Killing someone would become good for the serial killer but evil for his victims.

How far does promoting happiness go? Am I only good if I promote others’ happiness, even if it is ultimately harmful to the person. What if I provide a die hard alcoholic with alcohol? Am I doing right or wrong? After all, it makes him/ her happy.

Animals don’t worry about one anothers pleasure and pain but work on instinct and a desire for their own survival. Why am I held to a higher standard then an animal?
 
Ribozyme, When the novelity of your utilitarian philosophy wears off try this as a powerful antidote to your depression.

RECIPE FOR HAPPINESS
  1. Feed the hungry.
  2. Give drink to the thirsty.
  3. Clothe the naked.
  4. Shelter the homeless.
  5. Visit the sick.
  6. Visit the imprisoned.
  7. Bury the dead.
:blessyou: Ribozyme.
 
I have recently got a copy of* Practical Ethics *from a library, and from reading it, I would say that some of Singer’s views might be wrong. But I would like to point out that he really wants to alleivate suffering in the world. He sincerely believes in this.
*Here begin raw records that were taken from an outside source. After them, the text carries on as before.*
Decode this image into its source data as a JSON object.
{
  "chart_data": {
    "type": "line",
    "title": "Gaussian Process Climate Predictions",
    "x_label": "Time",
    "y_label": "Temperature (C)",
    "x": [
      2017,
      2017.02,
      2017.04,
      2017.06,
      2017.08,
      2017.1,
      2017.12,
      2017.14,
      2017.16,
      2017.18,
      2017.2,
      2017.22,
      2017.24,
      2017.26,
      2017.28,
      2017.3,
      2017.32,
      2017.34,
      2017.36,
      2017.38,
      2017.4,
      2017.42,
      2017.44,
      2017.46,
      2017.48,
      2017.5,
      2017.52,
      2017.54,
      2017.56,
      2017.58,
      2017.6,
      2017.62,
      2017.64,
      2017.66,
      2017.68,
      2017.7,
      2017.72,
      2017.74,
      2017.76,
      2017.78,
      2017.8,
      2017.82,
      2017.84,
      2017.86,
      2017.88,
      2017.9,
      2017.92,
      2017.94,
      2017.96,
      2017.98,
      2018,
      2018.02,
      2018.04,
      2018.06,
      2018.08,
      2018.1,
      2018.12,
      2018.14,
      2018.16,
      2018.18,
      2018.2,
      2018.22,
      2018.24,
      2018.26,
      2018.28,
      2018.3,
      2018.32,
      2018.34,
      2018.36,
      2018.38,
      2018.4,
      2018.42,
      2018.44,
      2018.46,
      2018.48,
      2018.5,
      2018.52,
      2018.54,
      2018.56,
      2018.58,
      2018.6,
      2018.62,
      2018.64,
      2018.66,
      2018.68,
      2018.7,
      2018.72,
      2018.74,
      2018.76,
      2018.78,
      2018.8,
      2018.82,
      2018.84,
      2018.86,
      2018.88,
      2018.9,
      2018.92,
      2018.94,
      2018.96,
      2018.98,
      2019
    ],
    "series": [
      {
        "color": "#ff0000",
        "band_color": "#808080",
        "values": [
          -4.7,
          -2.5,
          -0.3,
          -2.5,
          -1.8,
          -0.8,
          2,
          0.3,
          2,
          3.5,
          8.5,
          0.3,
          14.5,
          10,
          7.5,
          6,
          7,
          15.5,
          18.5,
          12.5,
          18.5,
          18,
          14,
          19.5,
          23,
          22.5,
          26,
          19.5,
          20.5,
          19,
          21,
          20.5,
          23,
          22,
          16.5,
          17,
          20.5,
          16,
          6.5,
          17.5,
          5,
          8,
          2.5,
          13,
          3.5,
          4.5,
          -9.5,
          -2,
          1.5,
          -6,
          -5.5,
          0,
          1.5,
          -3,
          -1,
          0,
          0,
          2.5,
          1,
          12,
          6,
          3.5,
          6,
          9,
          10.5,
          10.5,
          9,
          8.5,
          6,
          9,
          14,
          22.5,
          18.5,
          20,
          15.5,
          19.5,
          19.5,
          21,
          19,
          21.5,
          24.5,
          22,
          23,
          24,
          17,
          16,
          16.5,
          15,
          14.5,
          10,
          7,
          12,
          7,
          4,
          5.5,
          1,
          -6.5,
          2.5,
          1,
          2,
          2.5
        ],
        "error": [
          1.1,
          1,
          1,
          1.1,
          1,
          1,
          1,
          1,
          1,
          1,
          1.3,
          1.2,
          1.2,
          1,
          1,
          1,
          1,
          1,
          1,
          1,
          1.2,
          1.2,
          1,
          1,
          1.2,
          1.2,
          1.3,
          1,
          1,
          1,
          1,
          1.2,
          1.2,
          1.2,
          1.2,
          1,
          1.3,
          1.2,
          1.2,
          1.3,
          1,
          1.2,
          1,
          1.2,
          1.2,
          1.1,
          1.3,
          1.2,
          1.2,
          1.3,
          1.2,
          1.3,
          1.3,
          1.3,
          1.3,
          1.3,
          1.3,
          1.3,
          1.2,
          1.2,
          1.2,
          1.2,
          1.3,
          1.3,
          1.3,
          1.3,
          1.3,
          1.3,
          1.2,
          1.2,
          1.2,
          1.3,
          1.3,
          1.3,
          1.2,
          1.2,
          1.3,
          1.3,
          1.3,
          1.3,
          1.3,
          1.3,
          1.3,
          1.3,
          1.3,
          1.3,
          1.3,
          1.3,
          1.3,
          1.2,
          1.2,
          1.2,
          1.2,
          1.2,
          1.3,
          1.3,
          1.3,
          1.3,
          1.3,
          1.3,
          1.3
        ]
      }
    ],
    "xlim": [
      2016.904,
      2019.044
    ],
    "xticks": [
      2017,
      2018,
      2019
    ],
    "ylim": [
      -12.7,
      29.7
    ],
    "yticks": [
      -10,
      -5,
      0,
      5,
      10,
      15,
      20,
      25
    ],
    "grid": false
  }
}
I don’t think Peter Singer should be viewed as some ogre, but he honestly wants humanity to be happy; he has good intentions, regardless of whether his views are wrong.

Well, regarding the topic, I found this website:

humanevents.com/article.php?id=7942

This explains Peter Singer’s atheism, and from reading that, one should sympathetic to him because of his history. He is like myself because we do not find Christianity palatable to the problem of evil.

Any commentary?
Hitler had good intentions I would bet but no one would say that we should symathize with him.
 
ribozyme please hurry back. I enjoy conversations like these and you’ve disappeared!

I want to see your responses to our answers.

Maybe I am strange but I like debate that is intelligent and polite. I, also, feel like my faith can stand up to the challange of difficult questions.